As he was punching in his brother's phone number, Johnny B. said, "If dis here hits, J, I'm gonna buy you a case of beer." … but the numbers didn't even come close.

When I asked him if he won everyday. He said, "No. Most of the time I read the signs wrong."

I've always felt that the way Wall St. picks stocks is akin to Johnny B.'s voodoo numerology. A hoot owl slips off a limb in the North Woods, and the lumber business stock takes a tumble, not to mention a down turn in the feather-duster industry.

If a corporation lays off 20,000 employees, the investment guys get a hard-on and pimp that company's stock to every horny customer they know.

When those smooth talking Yankees took over West Point Stevens employee retirement plan in 2000, they steered us in the direction of moving all our employee savings into company stock.

Oh, they off-handedly offered some diversity of investment, but most of us old codgers, who could see retirement from our front porch, decided to let our retirement funds remain in company stock.

While we knew various corporate raiders had been gang-raping the company since 1986, and there were troubling questions about WPS's health, we thought we could make it several more years okay.

Bad, bad, bad move. When WPS went bankrupt a few years later, our retirement and savings went up in smoke. Or should I say, lint.

Compared to the trillions Washington is pumping into Wall St. and Detroit, we lost a pittance. However, when you lose everything you had, that mounts up to a heap.

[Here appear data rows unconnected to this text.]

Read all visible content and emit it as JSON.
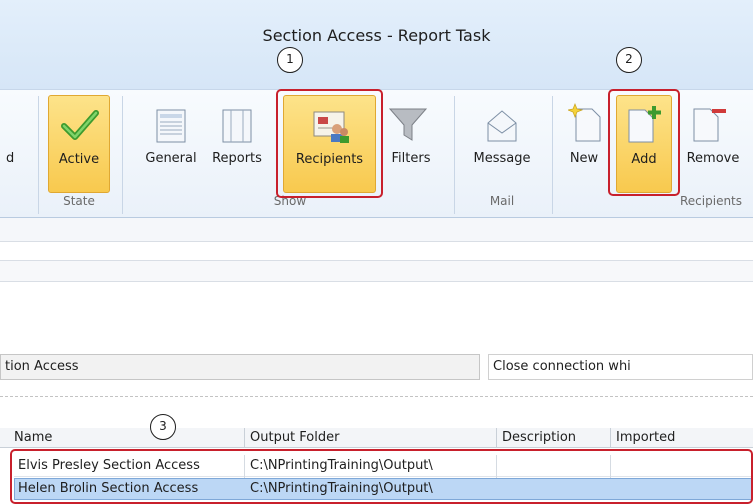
{
  "window": {
    "title": "Section Access - Report Task"
  },
  "ribbon": {
    "partial_left_label": "d",
    "groups": {
      "state": {
        "label": "State",
        "buttons": [
          {
            "label": "Active"
          }
        ]
      },
      "show": {
        "label": "Show",
        "buttons": [
          {
            "label": "General"
          },
          {
            "label": "Reports"
          },
          {
            "label": "Recipients"
          },
          {
            "label": "Filters"
          }
        ]
      },
      "mail": {
        "label": "Mail",
        "buttons": [
          {
            "label": "Message"
          }
        ]
      },
      "recipients": {
        "label": "Recipients",
        "buttons": [
          {
            "label": "New"
          },
          {
            "label": "Add"
          },
          {
            "label": "Remove"
          }
        ]
      }
    }
  },
  "callouts": [
    "1",
    "2",
    "3"
  ],
  "connection": {
    "name_value": "tion Access",
    "close_label": "Close connection whi"
  },
  "grid": {
    "columns": [
      "Name",
      "Output Folder",
      "Description",
      "Imported"
    ],
    "rows": [
      {
        "name": "Elvis Presley Section Access",
        "output_folder": "C:\\NPrintingTraining\\Output\\",
        "description": "",
        "imported": ""
      },
      {
        "name": "Helen Brolin Section Access",
        "output_folder": "C:\\NPrintingTraining\\Output\\",
        "description": "",
        "imported": ""
      }
    ]
  },
  "colors": {
    "accent_yellow": "#f8c94e",
    "highlight_red": "#c8202c",
    "selected_row": "#bcd7f5"
  }
}
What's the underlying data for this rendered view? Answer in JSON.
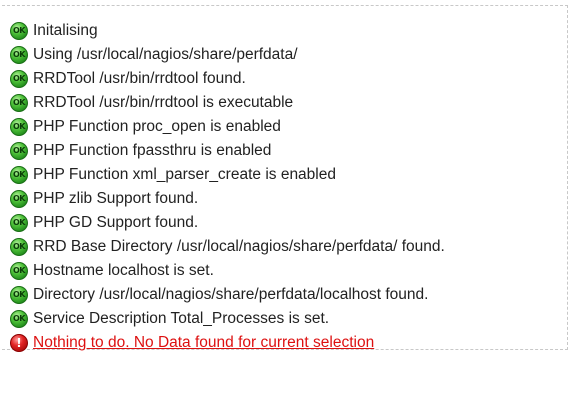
{
  "checks": [
    {
      "status": "ok",
      "icon": "ok-icon",
      "badge": "OK",
      "text": "Initalising"
    },
    {
      "status": "ok",
      "icon": "ok-icon",
      "badge": "OK",
      "text": "Using /usr/local/nagios/share/perfdata/"
    },
    {
      "status": "ok",
      "icon": "ok-icon",
      "badge": "OK",
      "text": "RRDTool /usr/bin/rrdtool found."
    },
    {
      "status": "ok",
      "icon": "ok-icon",
      "badge": "OK",
      "text": "RRDTool /usr/bin/rrdtool is executable"
    },
    {
      "status": "ok",
      "icon": "ok-icon",
      "badge": "OK",
      "text": "PHP Function proc_open is enabled"
    },
    {
      "status": "ok",
      "icon": "ok-icon",
      "badge": "OK",
      "text": "PHP Function fpassthru is enabled"
    },
    {
      "status": "ok",
      "icon": "ok-icon",
      "badge": "OK",
      "text": "PHP Function xml_parser_create is enabled"
    },
    {
      "status": "ok",
      "icon": "ok-icon",
      "badge": "OK",
      "text": "PHP zlib Support found."
    },
    {
      "status": "ok",
      "icon": "ok-icon",
      "badge": "OK",
      "text": "PHP GD Support found."
    },
    {
      "status": "ok",
      "icon": "ok-icon",
      "badge": "OK",
      "text": "RRD Base Directory /usr/local/nagios/share/perfdata/ found."
    },
    {
      "status": "ok",
      "icon": "ok-icon",
      "badge": "OK",
      "text": "Hostname localhost is set."
    },
    {
      "status": "ok",
      "icon": "ok-icon",
      "badge": "OK",
      "text": "Directory /usr/local/nagios/share/perfdata/localhost found."
    },
    {
      "status": "ok",
      "icon": "ok-icon",
      "badge": "OK",
      "text": "Service Description Total_Processes is set."
    }
  ],
  "error": {
    "status": "error",
    "icon": "error-icon",
    "badge": "!",
    "text": "Nothing to do. No Data found for current selection"
  },
  "colors": {
    "ok": "#2ea324",
    "error": "#dd1111",
    "text": "#222222",
    "border": "#c8c8c8"
  }
}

The mega-scavenger, Carl Icahn, who picked the bones of WPS and carried the rotted meat to Pakistan and China, canceled our retirees insurance and defaulted on our "vested" pensions, which were under the old-time West Point Mfg. retirement plan and separate from the new, slick, modern, sophisticated stock retirement accounts.

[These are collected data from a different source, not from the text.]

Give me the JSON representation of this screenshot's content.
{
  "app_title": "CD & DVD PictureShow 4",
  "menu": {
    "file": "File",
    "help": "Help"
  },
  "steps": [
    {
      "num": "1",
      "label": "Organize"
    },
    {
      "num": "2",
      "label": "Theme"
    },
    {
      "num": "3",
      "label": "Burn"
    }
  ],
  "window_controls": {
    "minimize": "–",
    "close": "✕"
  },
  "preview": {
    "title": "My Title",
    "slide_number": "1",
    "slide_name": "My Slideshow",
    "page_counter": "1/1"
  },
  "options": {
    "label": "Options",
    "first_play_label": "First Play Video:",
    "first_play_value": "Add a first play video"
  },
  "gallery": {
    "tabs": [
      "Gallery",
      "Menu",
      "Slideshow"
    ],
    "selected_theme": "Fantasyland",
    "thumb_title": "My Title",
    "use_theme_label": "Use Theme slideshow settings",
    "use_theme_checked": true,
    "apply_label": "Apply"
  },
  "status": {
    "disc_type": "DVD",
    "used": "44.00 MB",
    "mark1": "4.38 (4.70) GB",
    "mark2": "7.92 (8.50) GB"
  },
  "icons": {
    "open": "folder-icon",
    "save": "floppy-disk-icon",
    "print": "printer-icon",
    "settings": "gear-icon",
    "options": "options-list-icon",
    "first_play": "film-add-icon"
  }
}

Be advised, "vested" doesn't mean what you think it does; not if a career swindler, who is lauded by the Wall St. Journal, and gets blow jobs from "60 Minutes", grabs a-holt of the money.

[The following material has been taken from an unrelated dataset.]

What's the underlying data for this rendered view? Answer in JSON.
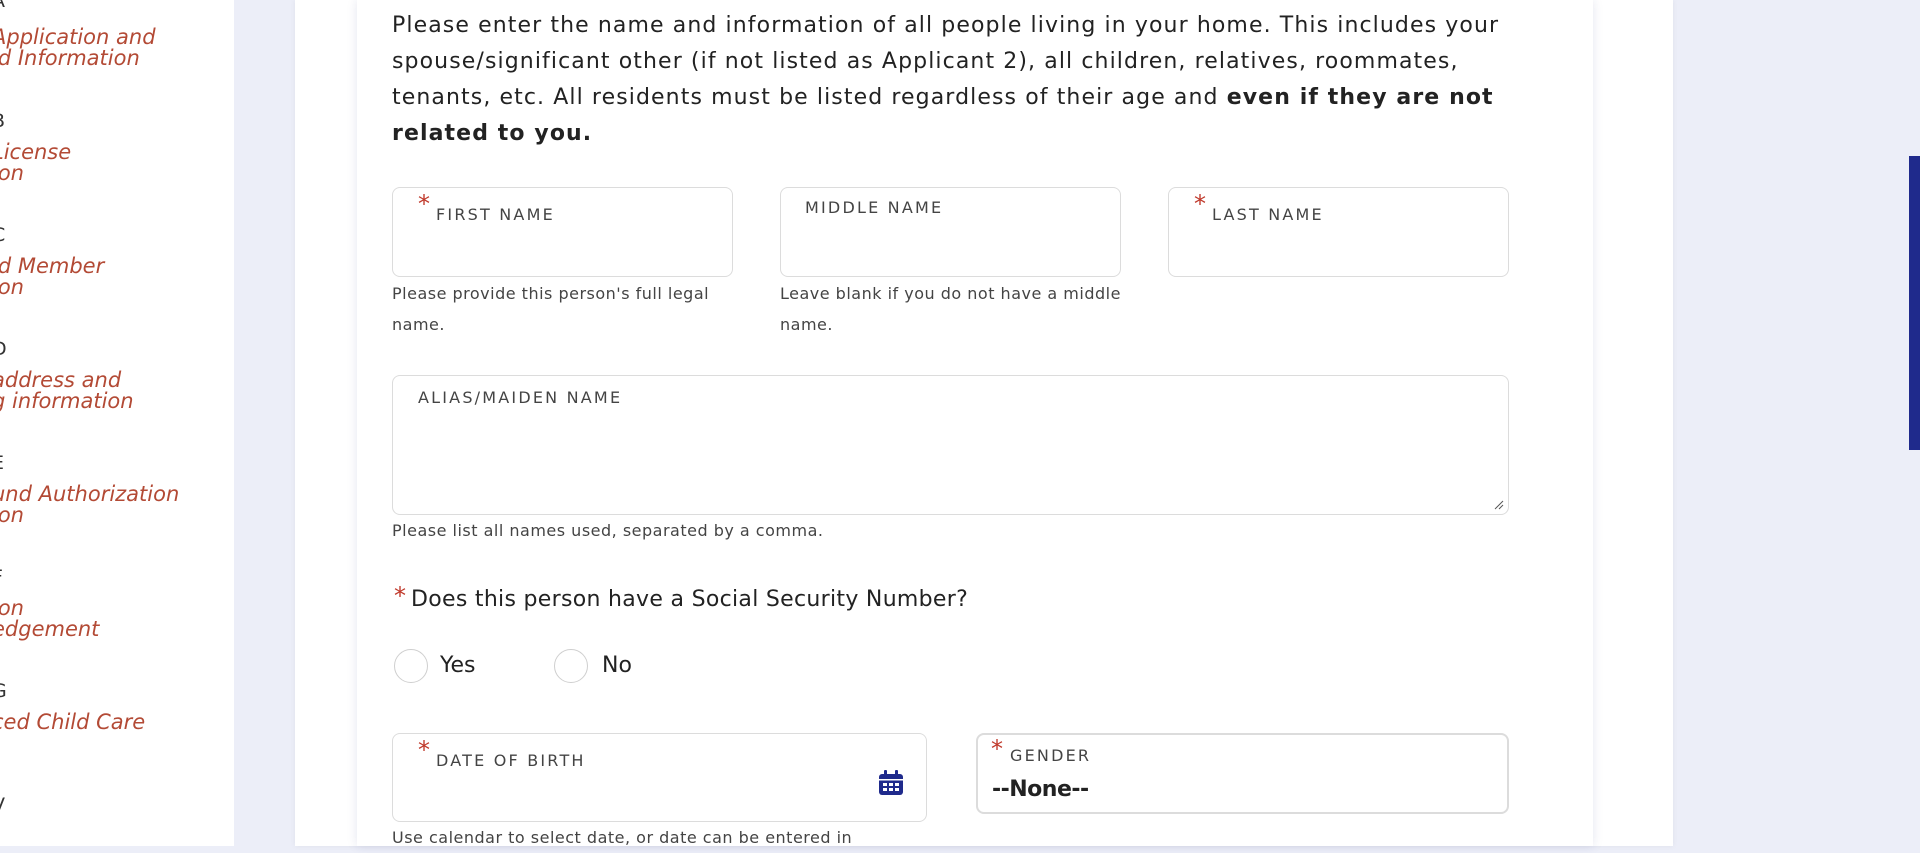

The Pension Guarantee folks took over the old mill pensions, which were cut off in 1968, and we get maybe a third of what we were entitled to under that ancient plan. People who came to work after 1968 got zero.

So basically, we old lintheads are living entirely on Social Security. Which leads me to the point I've been trying to reach through the dark back alleys of this email:

Can you imagine what a fix we would be in if people had listened to that retarded bastard from Texas who tried his damndest to deliver Social Security, bound and blindfolded, into the sweaty palms of Wall Street?

I heard that JL! I and the Missus are very fortunate to have an extremely able and honest advisor who puts his clients’ interests first. It’s good thing, too, because neither the market itself nor most of the folks constantly trying to manipulate it have any more conscience than a teen-aged boy looking for a good time after the prom.